How can BLE be used in construction?
Due to the relatively small size of BLE technology and its associated low power requirements, it can be easily fitted on to tools and equipment, or even attached to personnel. The BLE signal is then transmitted by a beacon and picked up by a detector, before being sent to a controlling operating system that provides accurate real-time information to users, as shown below. Also, the technology is long-lasting and can be moved from site to site, or machine to machine, which ensures its usefulness over many years.
In terms of data gateways, there are options around implementing (1) mobile beacons and fixed gateways (MB), or (2) fixed beacons and mobile gateways (FB) – a recent conference paper on using these technologies for the indoor tracking of construction workers helpfully summarises and compares these arrangements. Generally, there are three different types of data gateways that can be used with BLE, such as:
- Mobile device (tablet or smartphone) – Bluetooth is already a commonly used feature with these devices and they work alongside fixed beacons, meaning that they are ideal for monitoring workers;
- Onsite terminal – a fixed gateway is often appropriate for providing data about static or fixed assets onsite;
- Vehicles and plant with specific gateways installed – these allow the tracking of mobile assets and will transmit data regardless of who, if anyone, is operating the equipment, which can add another layer to security procedures onsite.
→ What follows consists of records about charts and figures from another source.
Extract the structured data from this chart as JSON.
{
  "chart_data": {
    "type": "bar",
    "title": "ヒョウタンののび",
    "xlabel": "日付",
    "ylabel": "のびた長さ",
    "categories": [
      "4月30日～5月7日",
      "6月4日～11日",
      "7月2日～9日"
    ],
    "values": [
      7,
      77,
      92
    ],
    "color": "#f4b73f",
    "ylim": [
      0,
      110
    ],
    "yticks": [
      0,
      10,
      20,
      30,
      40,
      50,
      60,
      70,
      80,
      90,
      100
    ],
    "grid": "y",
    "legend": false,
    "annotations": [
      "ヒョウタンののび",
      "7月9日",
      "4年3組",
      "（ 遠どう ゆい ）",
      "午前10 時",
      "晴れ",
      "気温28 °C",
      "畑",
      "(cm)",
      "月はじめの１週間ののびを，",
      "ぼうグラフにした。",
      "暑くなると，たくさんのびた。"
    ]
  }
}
Benefits of BLE in construction
The application of BLE on construction sites clearly has considerable scope to help with the management of equipment and personnel by site managers and human resources. For example, using BLE onsite can allow the company to:
- improve the tracking of assets and easily identify the location of a piece of equipment;
- maintain an accurate automated inventory of assets that is updated in real-time;
- monitor the utilisation rate of equipment and promptly take any actions, such as servicing or replacement, that are needed.
The benefits of incorporating this BLE technology are that valuable hours are saved in gathering vital site information, opportunities for the onsite theft or loss of equipment are reduced and equipment can be proactively managed in a timely manner which will reduce costly downtime. There are also advantages in terms of the health and safety of workers because the location of personnel in any potentially hazardous area can be quickly identified. Plus, it is possible to remotely monitor the temperature of a worker and it can also be seen when there is a ‘man down’.
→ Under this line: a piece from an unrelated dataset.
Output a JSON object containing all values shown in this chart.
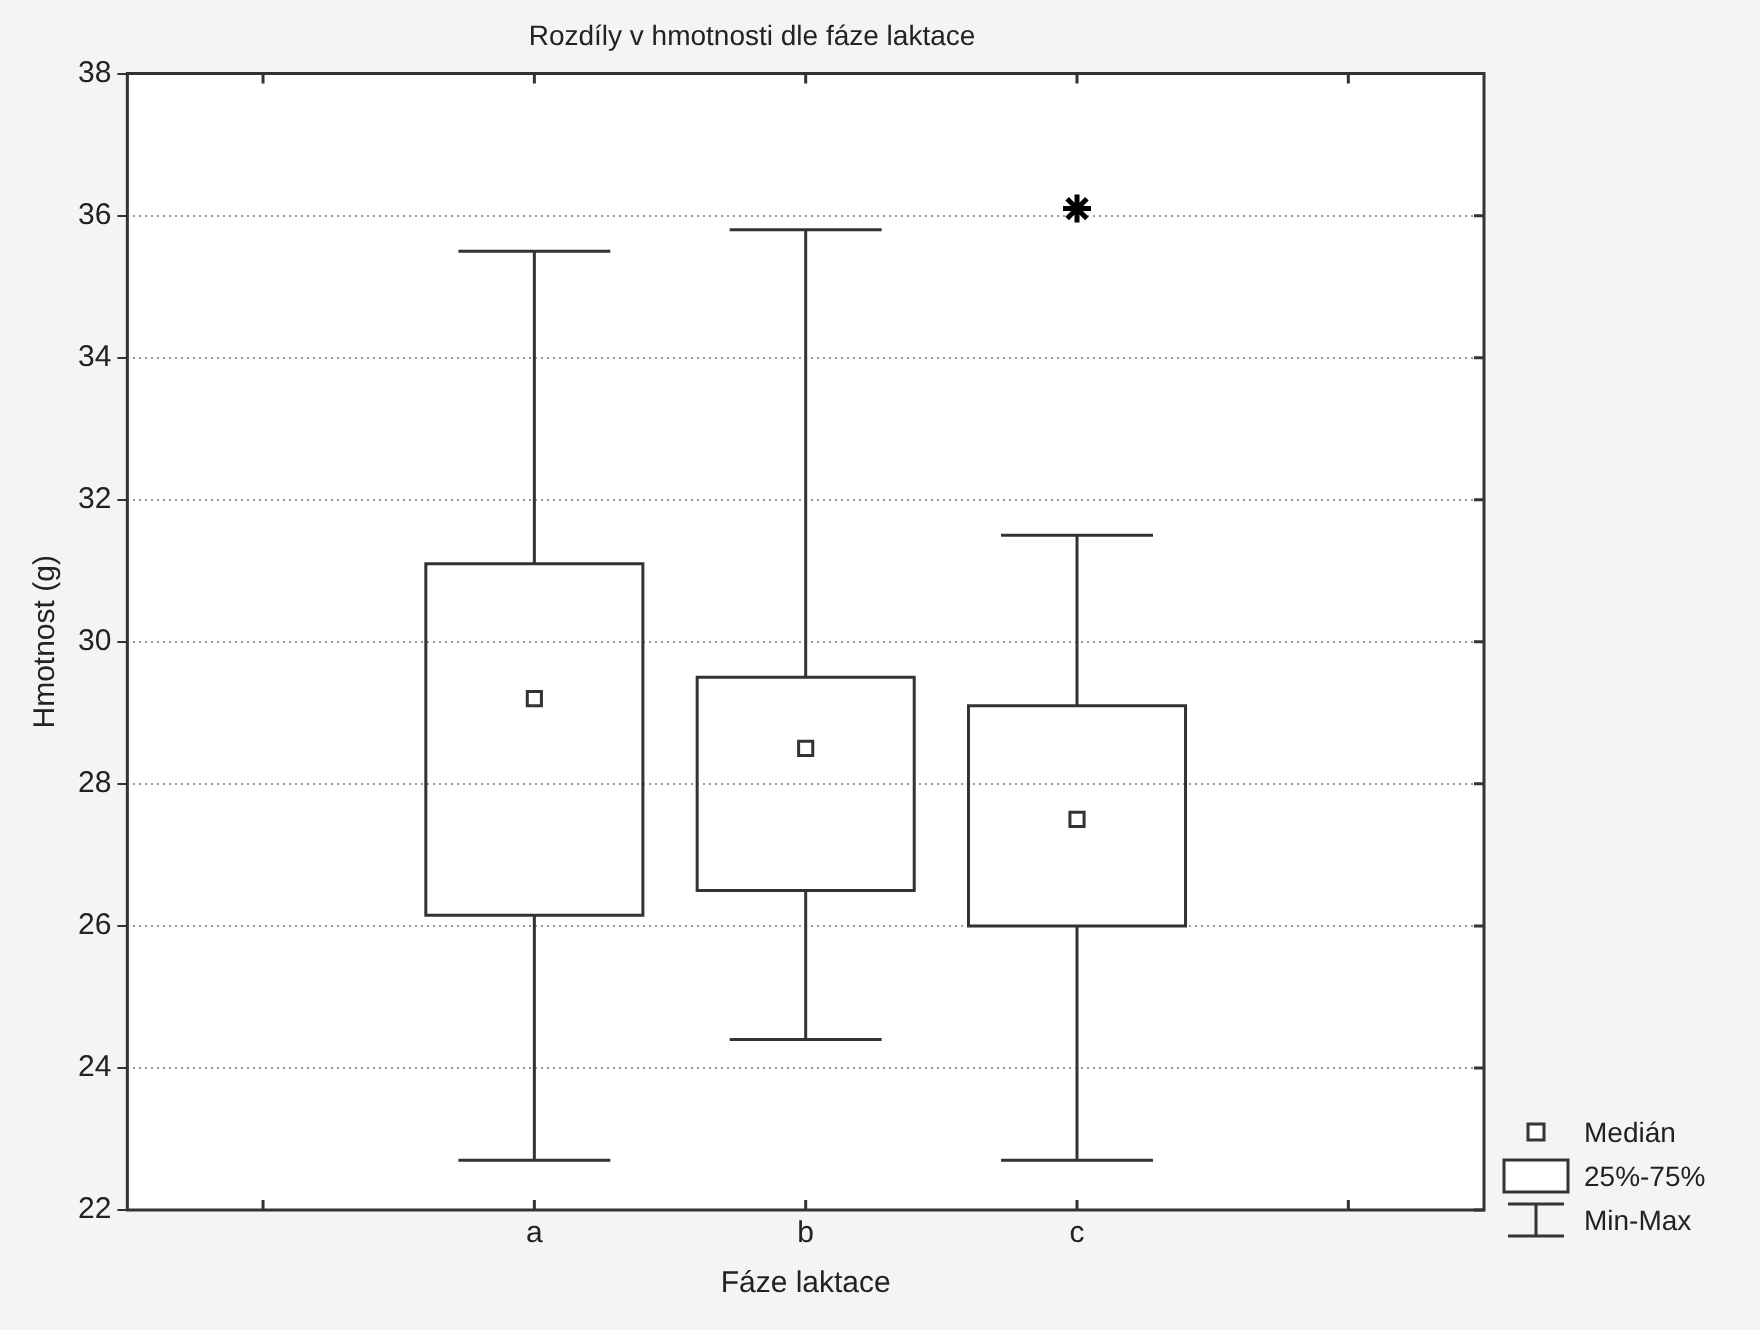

A comparison of the pros and cons of FB versus MB is shown below. Overall, FB are cheaper and have unlimited coverage with high accuracy in closed areas, but its success relies on the actions and cooperation of workers and data transmission is not continuous. Alternatively, MB are easier to set up and have continuos data transmission, although there are greater hardware costs, coverage can be patchy and access to power is required.
At Traxxeo, we have developed digital tools to simplify resource management and allow construction companies to have a clear overview of their onsite assets. This is managed by:
- using a smartphone to geolocate the equipment onsite as soon as it is detected by the BLE technology. Mobile applications are available for site managers, security personnel, team leaders and other key people to follow up and take any necessary actions;
- centralising all the data collected from the different smartphones on our web platform, allowing automated site inventories to be maintained that are accurate and up to date.
Return on investment in BLE
Information is priceless in any industry and the construction sector is certainly no different. Data from connected objects for construction provides real-time information that was previously unavailable and this will improve production processes, site management and, more broadly, management control.
Thanks to increasing demand for the technology, BLE is becoming ever more accessible for all sizes of construction companies. The significant costs attached to much construction equipment, not to mention related labour costs, mean that better management and control of it will ultimately provide a valuable return on investment in BLE.